The days of computing in any box, whether a small box or a large box, are gone. Increasingly, software and the data you need are processed through as a suite of solution oriented services from outside the walls of your enterprise. Whether those SaaS solutions are provided by an ASP; a utility or “on-demand” computing provider; through an outsourced or shared service arrangement; via a “hosted solution”; or from the infamous “cloud”, the traditional concepts, commercial practices, and licensing contract terms are no longer applicable to computing “out of the box”.
The following are eight important contracting differences between buying or licensing an IT product for your direct use and retaining another person to provide the same solutions as a service.
- Define the services or solution by setting out detailed operational, functional, activity specific, accessibility, compatibility, interoperability, and security specifications and requirements. You are interested in describing the outcome, not the products, tools or infrastructure that will be used to deliver that outcome. In the new paradigm, product specifications are replaced by “service levels” and outcomes.
- Whereas a licensee of software assumes the risk of that software's possession and proper use (subject to a limited warranty term), a service provider assumes the entire risk of acquiring and using all of the tools necessary to perform the service. Regardless of how your data processing services are structured, that performance risk transfers to the service provider based on the provider's agreement to provide and deliver operational “results” and outcomes.
- In order to address the inherent (and vast) differences in qualitative standards across service jurisdictions outside of Canada (especially into the cloud), your contract's service standards should expressly include a duty of care, diligence and professionalism that is reasonably commensurate with the standards and practices that such services are performed and delivered in Canada.
- Since services may be provided from outside your jurisdiction, consider contract provisions that require: compliance with the laws you are subject to; the compliance of the service with local standards (e.g. financial solutions that comply with Canadian GAAP); export/import control restrictions; the security of communications; provisions that enhance the contract's enforcement in the provider's jurisdiction; local support access and provider's immigration status; and, your own representations (after due diligence) that you have the right to process data, or even provide personal or other information, out of your jurisdiction (due to possible privacy, regulatory or third party contractual restrictions).
- All traditional representations and warranties must now apply to the performance of the service rather than to any products or to (now eliminated) license rights. For example, the performance of the service must not interfere with or breach third party rights – whether intellectual property, contractual or other rights.
- Remote data processing services may require express disaster recovery and contingency planning obligations. When you used software in your box within your enterprise, contingency planning for that use was your responsibility. Under the SaaS paradigm, that must now be the responsibility (and contractual obligation) of the service provider. Also, those obligations should also take into account all of the remote service infrastructure, including alternative (back-up) communications systems between you and the provider.

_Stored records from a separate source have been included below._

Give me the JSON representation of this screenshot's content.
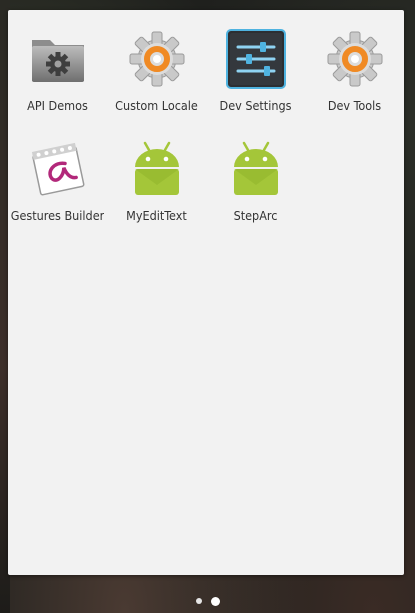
{
  "apps": [
    {
      "label": "API Demos",
      "icon": "folder-gear-icon"
    },
    {
      "label": "Custom Locale",
      "icon": "gear-orange-icon"
    },
    {
      "label": "Dev Settings",
      "icon": "sliders-icon"
    },
    {
      "label": "Dev Tools",
      "icon": "gear-orange-icon"
    },
    {
      "label": "Gestures Builder",
      "icon": "gestures-icon"
    },
    {
      "label": "MyEditText",
      "icon": "android-icon"
    },
    {
      "label": "StepArc",
      "icon": "android-icon"
    }
  ],
  "page_indicator": {
    "pages": 2,
    "current": 2
  },
  "colors": {
    "android_green": "#a4c639",
    "accent_orange": "#f08a24",
    "drawer_bg": "#f2f2f2"
  }
}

- Unlike buying an IT product and assuming the risk of that product's future obsolescence, the service provider's ownership and use of that infrastructure entirely shifts the risk of service quality assurance and continuous improvement to the service provider's duty to seek and secure infrastructure innovation, technology improvement, and ongoing infrastructure competitive “benchmarking”. Product improvement provisions in traditional license agreements are now replaced with comparative (and competitive) standards for improved operational performance and ongoing functional innovation.
- Since the data and processing infrastructure will be outside the four walls of your control and influence, the vital issues of service security, trade secret protection, information confidentiality, data integrity, compliance with privacy laws and regulations, and assurance of data segregation and isolation generally require very specific and detailed contractual prescriptions and obligations that service providers must adhere to – always subject to your inspection and audit, which can be jurisdictionally challenging – especially if the services are provided in the cloud.